Friday, March 2, 2012

Needlework


Needlework

A snapshot

Companion piece to The Idle Maiden of Wealth  and  Parting  This can be read on its own but you get more story if you read them all. They can be read in any order but chronologically based on in-story time they are: Parting, Needlework, The Idle Maiden of Wealth. As always, any feedback is welcome and appreciated. Hate it? Love it? Let me know.





The young woman smiled to herself as she passed the gleaming needle through the rough practice cloth to form a dainty stitch. Her mother and the handmaidens mistook it for a love of the art. No, her heart took no pleasure in the monotonous passing of one stitch after the other. However, she did love to weave her dreams into the cloth with every stitch. If the others knew that, she knew they would not be pleased. That only made it more enjoyable.

She had a secret. She knew something that even the lady of the castle, her mother, did not know. She was friends with one of the kitchen girls. They had been born at around the same time and the other girl's mother had been her wet-nurse. Her wetnurse and the woman's daughter were descended from travelling folk. She and her bosom-sister loved to hear the stories of faraway lands and the freedom that came with being a slave to wanderlust.

When she'd been younger, she'd dreamt of running off and becoming a travelling entertainer. However, soon enough she came to know that her place in the world would be by the side of a man she would not meet until her wedding day. Instead of letting the sorrow overwhelm her soul she escaped into the vastness of imagination.

She was brought back from her dreams at the sharp prick to her index finger. The pain made her grimace and her eyes swell with unshed tears. The droplet of blood soaked into the cloth ruining her work. She did cry then, not at the effort lost, at the dreams that had turned dark in the face of reality.
"She's so clumsy," one of the handmaidens whispered loud enough for her to hear but not loud enough to carry over to her mother's seat by the window.

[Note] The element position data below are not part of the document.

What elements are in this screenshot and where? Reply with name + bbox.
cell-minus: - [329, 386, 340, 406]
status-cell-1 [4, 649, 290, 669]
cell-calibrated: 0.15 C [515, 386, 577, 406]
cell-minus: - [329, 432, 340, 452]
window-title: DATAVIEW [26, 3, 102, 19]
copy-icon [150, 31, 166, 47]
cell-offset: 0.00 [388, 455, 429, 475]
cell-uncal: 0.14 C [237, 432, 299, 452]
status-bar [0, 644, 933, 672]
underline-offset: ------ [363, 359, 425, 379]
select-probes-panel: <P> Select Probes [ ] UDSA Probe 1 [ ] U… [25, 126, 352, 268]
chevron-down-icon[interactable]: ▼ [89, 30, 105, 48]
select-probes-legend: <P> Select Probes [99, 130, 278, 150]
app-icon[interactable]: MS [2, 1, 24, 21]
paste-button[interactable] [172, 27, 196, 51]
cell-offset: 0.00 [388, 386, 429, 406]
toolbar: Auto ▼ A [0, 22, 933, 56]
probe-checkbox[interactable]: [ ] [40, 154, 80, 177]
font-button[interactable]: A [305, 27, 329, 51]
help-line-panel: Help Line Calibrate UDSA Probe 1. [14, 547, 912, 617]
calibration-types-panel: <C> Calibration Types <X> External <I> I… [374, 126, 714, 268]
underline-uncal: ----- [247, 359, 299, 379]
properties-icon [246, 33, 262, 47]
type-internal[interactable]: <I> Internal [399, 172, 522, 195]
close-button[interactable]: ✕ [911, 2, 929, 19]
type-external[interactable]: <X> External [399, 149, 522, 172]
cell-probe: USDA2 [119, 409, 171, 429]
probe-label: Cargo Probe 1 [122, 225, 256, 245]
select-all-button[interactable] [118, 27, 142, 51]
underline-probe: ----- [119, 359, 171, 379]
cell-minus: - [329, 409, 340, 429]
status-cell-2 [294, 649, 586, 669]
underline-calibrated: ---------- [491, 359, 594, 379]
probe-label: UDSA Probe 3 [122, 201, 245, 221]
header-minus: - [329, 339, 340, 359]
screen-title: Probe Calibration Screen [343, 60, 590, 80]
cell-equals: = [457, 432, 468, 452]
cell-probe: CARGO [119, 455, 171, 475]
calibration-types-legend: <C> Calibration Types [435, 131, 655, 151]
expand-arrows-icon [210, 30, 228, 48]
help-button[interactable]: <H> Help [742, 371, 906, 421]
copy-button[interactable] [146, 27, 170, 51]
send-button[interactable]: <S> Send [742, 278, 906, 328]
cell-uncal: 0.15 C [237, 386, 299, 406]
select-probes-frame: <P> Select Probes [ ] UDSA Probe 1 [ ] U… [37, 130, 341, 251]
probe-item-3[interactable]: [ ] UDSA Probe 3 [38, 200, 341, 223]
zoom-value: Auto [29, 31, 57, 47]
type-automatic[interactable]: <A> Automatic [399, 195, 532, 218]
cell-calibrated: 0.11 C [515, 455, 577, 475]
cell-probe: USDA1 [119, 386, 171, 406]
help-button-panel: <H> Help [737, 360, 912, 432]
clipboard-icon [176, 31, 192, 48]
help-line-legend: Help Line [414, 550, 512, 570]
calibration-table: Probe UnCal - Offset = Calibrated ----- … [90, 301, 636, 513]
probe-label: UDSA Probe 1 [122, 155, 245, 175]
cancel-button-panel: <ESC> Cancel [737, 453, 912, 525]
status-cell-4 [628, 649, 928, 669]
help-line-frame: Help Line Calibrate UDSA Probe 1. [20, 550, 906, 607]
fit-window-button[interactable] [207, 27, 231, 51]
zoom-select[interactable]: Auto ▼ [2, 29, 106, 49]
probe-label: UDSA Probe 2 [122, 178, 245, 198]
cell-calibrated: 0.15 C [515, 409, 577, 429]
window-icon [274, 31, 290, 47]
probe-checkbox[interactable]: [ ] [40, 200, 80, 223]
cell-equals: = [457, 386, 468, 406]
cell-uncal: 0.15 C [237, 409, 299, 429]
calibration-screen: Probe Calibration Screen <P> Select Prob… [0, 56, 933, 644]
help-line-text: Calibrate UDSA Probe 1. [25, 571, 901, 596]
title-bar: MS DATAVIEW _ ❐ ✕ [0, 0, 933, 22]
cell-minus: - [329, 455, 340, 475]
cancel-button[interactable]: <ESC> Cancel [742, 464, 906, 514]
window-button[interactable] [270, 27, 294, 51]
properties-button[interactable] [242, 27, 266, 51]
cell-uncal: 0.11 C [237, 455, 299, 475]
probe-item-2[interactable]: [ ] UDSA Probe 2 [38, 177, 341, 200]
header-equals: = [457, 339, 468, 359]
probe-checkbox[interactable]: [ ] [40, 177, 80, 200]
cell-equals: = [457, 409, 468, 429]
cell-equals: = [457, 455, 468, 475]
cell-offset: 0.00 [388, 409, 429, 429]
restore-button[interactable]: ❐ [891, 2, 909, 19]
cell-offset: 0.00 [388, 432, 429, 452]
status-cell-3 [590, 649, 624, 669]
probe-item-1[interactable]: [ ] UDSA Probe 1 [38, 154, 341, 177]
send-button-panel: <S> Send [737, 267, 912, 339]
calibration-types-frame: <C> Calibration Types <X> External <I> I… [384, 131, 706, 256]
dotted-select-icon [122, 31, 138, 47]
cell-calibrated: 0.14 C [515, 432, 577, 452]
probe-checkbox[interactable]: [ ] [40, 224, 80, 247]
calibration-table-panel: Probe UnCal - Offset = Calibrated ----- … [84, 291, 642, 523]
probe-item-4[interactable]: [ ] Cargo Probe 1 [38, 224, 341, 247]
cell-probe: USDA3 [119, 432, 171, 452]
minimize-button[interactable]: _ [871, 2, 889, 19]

The tightening of her jaw was hidden by her pale hair and her face remained pleasantly placid. Her blue eyes turned hard as she wondered if her friend would know any herbs that would give the handmaiden reason to remember her place. Her smile was genuine but a tad frosty as she excused herself with the pretense of taking care of the cut before making her way down to the kitchens. By the time she made it down, there was nothing to tell of her injury except the dry smeared stain of blood on her digit.